Company made $15bn offer to buy IP, sources say; earnings fell 96% in Q1, to R$220m
05/10/2024
Walter Schalka — Foto: Ana Paula Paiva/Valor
Just under two months before stepping down as CEO of Suzano, Walter Schalka said the pulp and paper company will maintain its long-term investment perspective and, consequently, growth. However, the executive declined to comment on the company’s interest in International Paper (IP), arguing that Suzano does not speak about specific operations.
“The company, in a rationalist manner, will look at organic and inorganic opportunities in different geographies,” he said. According to sources, Suzano made an informal offer to acquire the U.S.-based company, valued at $15 billion. However, one of the obstacles to a potential deal is a requirement made by Suzano—the end of the agreement involving the acquisition of DS Smith by IP.
Suzano released its first quarter results on Thursday (9), which brought the effects of the strong pulp depreciation in the first half of 2023. Net earnings fell 96%, to R$220 million, also pressured by the financial result. Net revenue totaled R$9.46 billion, a drop of 16%, and adjusted earnings before interest, taxes, depreciation, and amortization (EBITDA) fell 26%, to R$4.56 billion.
Pulp prices have been recovering since the middle of last year. According to Mr. Schalka, the market is more favorable than last year, with “robust” demand in the three main regions: Asia, Europe, and North America. Non-recurring events, such as strikes, logistical issues, and unexpected factory shutdowns, led to a better price moment, with a gradual increase.
“The average price realized in the first quarter has not yet captured all of the increases,” he said.
At the beginning of the year, pulp price in China was $617 per tonne, compared to $740 this month.
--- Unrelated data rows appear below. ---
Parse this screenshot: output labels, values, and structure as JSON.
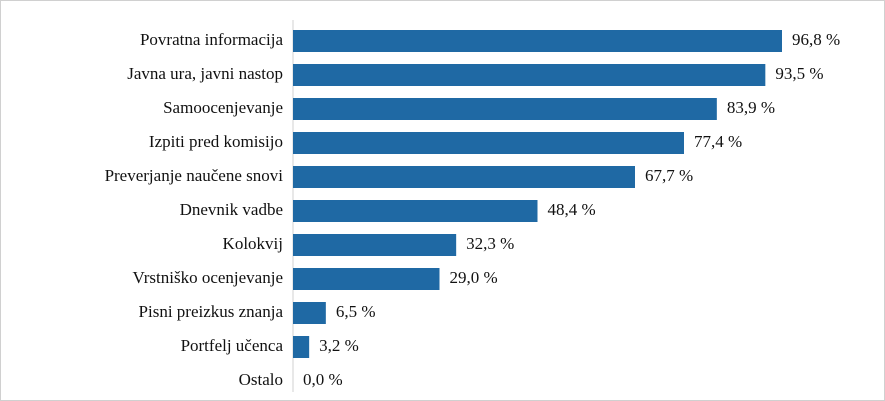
{
  "chart_data": {
    "type": "bar",
    "orientation": "horizontal",
    "categories": [
      "Povratna informacija",
      "Javna ura, javni nastop",
      "Samoocenjevanje",
      "Izpiti pred komisijo",
      "Preverjanje naučene snovi",
      "Dnevnik vadbe",
      "Kolokvij",
      "Vrstniško ocenjevanje",
      "Pisni preizkus znanja",
      "Portfelj učenca",
      "Ostalo"
    ],
    "values": [
      96.8,
      93.5,
      83.9,
      77.4,
      67.7,
      48.4,
      32.3,
      29.0,
      6.5,
      3.2,
      0.0
    ],
    "value_labels": [
      "96,8 %",
      "93,5 %",
      "83,9 %",
      "77,4 %",
      "67,7 %",
      "48,4 %",
      "32,3 %",
      "29,0 %",
      "6,5 %",
      "3,2 %",
      "0,0 %"
    ],
    "color": "#1f69a4"
  }
}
Given this scenario, the expectation is that the average price realized in the second quarter will be higher than at the beginning of the year.
According to Mr. Schalka, pulp revenue in the first quarter also reflects a movement to replenish stocks, which in December were below safe levels and, if maintained at those levels, could put supply to customers at risk in the future.
The Cerrado Project, which involves the construction of a plant with a capacity to produce 2.55 million tonnes of pulp per year in Ribas do Rio Pardo, Mato Grosso do Sul, is on schedule and the forecast for starting operations by the end of June has been maintained. Suzano is investing R$22.2 billion in the project.
With the start of operations, the expectation is for a gradual reduction in financial leverage, which reached 3.5 times in March, within the cap set by the debt policy in investment cycles. According to Mr. Schalka, with a cash cost of pulp production of R$812 per tonne in the first three months of the year, which is 13% below a year earlier, Suzano should see a further drop in this item after the stabilization of the Cerrado Project.
Marcelo Bacci, chief financial, investor relations, and legal officer, says that Cerrado will bring a “quite significant” return at current pulp price levels. “The new projects will have a higher investment per tonne than those that are being carried out now, as wood, land, and industrial capex have become more expensive, and will have to be justified by higher pulp prices,” he pointed out.